À Sanaa, capitale du Yémen, là où le bruissement des ailes du jour se pose sur la plaine, un camion rouge aux roues criardes obstrue la vue d'un homme qui s'agite au loin. Zoom avant. Au milieu d'un champ, l'homme lutte dans le vide, brassant l'air comme un peintre en manque de peinture. Il porte l'estocade contre le néant, contre un être invisible à la puissance multiple, aux visages infinis, à l'orgueil irrévocable : la modernité.
En 1971, Pier Paolo Pasolini, illustre réalisateur d'alors et d'aujourd'hui encore, réalise un documentaire en forme d'appel à l'Unesco. Sous sa face plus abordable, moins celle du cinéaste que de l'homme, Pasolini engage sa propre personne dans cet appel en posant sa voix sur les images captées. Lui, poète et cinéaste aujourd'hui disparu, aujourd'hui toujours entendu et toujours vu, est parti au Yémen pour y tourner deux scènes du Décaméron mais il en a profité pour imprimer, un dimanche comme un autre, ce territoire appartenant au passé. Il filme alors une ville qui le fascine, expliquant de manière didactique le contexte politique du moment, captant la silhouette de cette ville cernée par l'irruption de la modernité avant même qu'il ne soit trop tard.
Avant de créer un pont symbolique avec son Italie natale et la défiguration de la ville d'Orte, Pasolini tend à restituer la superbe de Sanaa, cette cité au destin inéluctable en proie à un cheval de Troie. La délicatesse et la simplicité des mouvements de panoramiques (de bas en haut, de haut en bas, de gauche à droite et de droite à gauche) contre les parois des maisons-tours aux nombreux étages toujours debout, signalent le désir d'un homme pour un être convoité. Dans l'enceinte dans laquelle Pasolini nous fait avancer, vers les vapeurs d'un futur néant, le bitume qui s'engouffre entre les murs fait offense à la terre crue des maisons de pisé. C'est un habitat qui est en danger. C'est une culture qui est uniformisée. Ce n'est pas un problème pour les Yéménites mais, comme le sous-entend Pasolini, cela pourrait le devenir.

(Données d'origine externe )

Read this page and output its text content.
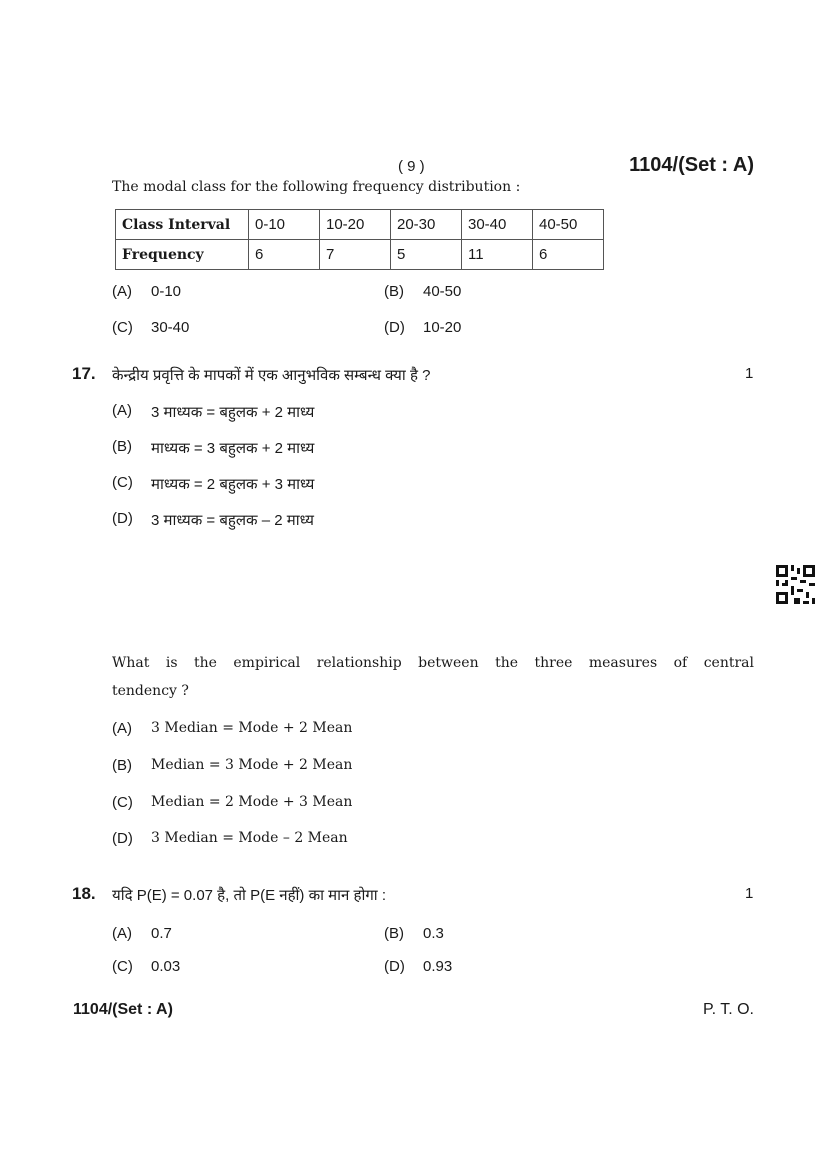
( 9 )	1104/(Set : A)
The modal class for the following frequency distribution :
Class Interval	0-10	10-20	20-30	30-40	40-50
Frequency	6	7	5	11	6
(A) 0-10	(B) 40-50
(C) 30-40	(D) 10-20
17. केन्द्रीय प्रवृत्ति के मापकों में एक आनुभविक सम्बन्ध क्या है ?	1
(A) 3 माध्यक = बहुलक + 2 माध्य
(B) माध्यक = 3 बहुलक + 2 माध्य
(C) माध्यक = 2 बहुलक + 3 माध्य
(D) 3 माध्यक = बहुलक – 2 माध्य
What is the empirical relationship between the three measures of central
tendency ?
(A) 3 Median = Mode + 2 Mean
(B) Median = 3 Mode + 2 Mean
(C) Median = 2 Mode + 3 Mean
(D) 3 Median = Mode – 2 Mean
18. यदि P(E) = 0.07 है, तो P(E नहीं) का मान होगा :	1
(A) 0.7	(B) 0.3
(C) 0.03	(D) 0.93
1104/(Set : A)	P. T. O.
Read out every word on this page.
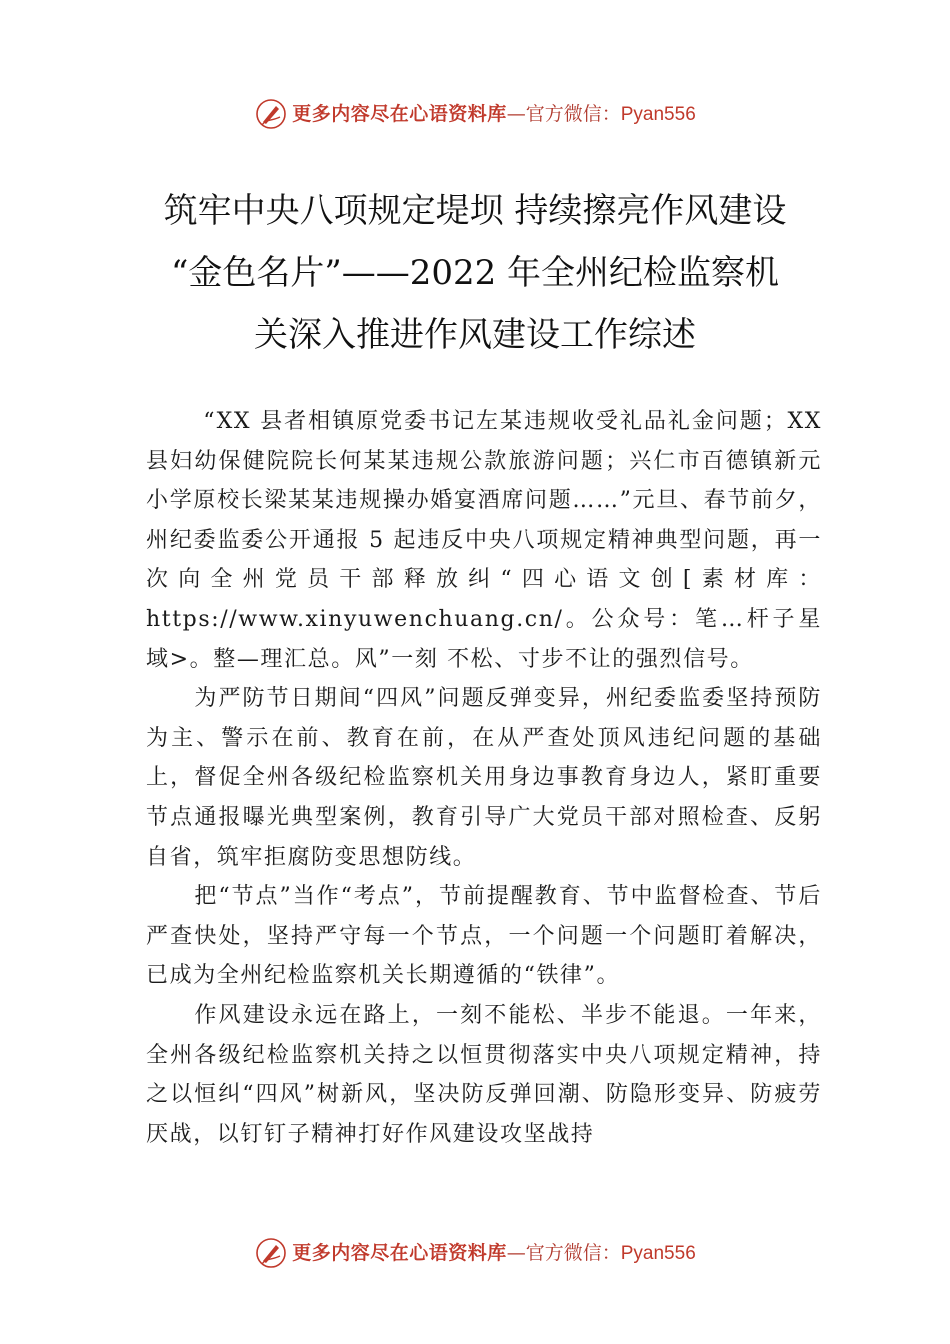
更多内容尽在心语资料库 — 官方微信： Pyan556
筑牢中央八项规定堤坝 持续擦亮作风建设
“金色名片”——2022 年全州纪检监察机
关深入推进作风建设工作综述

“XX 县者相镇原党委书记左某违规收受礼品礼金问题；XX 县妇幼保健院院长何某某违规公款旅游问题；兴仁市百德镇新元小学原校长梁某某违规操办婚宴酒席问题……”元旦、春节前夕，州纪委监委公开通报 5 起违反中央八项规定精神典型问题，再一次向全州党员干部释放纠“四心语文创[素材库：https://www.xinyuwenchuang.cn/。公众号：笔…杆子星域>。整—理汇总。风”一刻 不松、寸步不让的强烈信号。

为严防节日期间“四风”问题反弹变异，州纪委监委坚持预防为主、警示在前、教育在前，在从严查处顶风违纪问题的基础上，督促全州各级纪检监察机关用身边事教育身边人，紧盯重要节点通报曝光典型案例，教育引导广大党员干部对照检查、反躬自省，筑牢拒腐防变思想防线。

把“节点”当作“考点”，节前提醒教育、节中监督检查、节后严查快处，坚持严守每一个节点，一个问题一个问题盯着解决，已成为全州纪检监察机关长期遵循的“铁律”。

作风建设永远在路上，一刻不能松、半步不能退。一年来，全州各级纪检监察机关持之以恒贯彻落实中央八项规定精神，持之以恒纠“四风”树新风，坚决防反弹回潮、防隐形变异、防疲劳厌战，以钉钉子精神打好作风建设攻坚战持

更多内容尽在心语资料库 — 官方微信： Pyan556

Revoir ces images en 2022, alors que la guerre frappe le Yémen s'apparente à une rencontre avec un fantôme. Le marchand de sable qu'était supposée être la modernité n'était finalement qu'un marchand de cendres. Ces images du passé s'entrechoquent avec celles de l'actualité, offrant à ce film une ampleur autre, un territoire nouveau, un hors-champ temporel, un delta du vide. Restent les fantômes, les mains vides, les corps criblés de balles, les rêves criblés de dalle, les pensées rongées, les promesses balayées.
Reste également ce film Les Murs de Sanaa - documentaire en forme d'appel à l'Unesco qui est une lutte don quichottesque contre la modernité. Mais qu’est-ce qu’un appel lancé à un sourd ? Qu'est-ce qu'une main tendue à un manchot ? Qu’est-ce le cinéma si ce n’est capter un passé déjà révoqué, envoyé au-delà du futur dans une lointaine éternité ? Qu'est-ce que ce documentaire, si ce n'est autre qu’une détresse ou mieux, une preuve d’amour sans condition.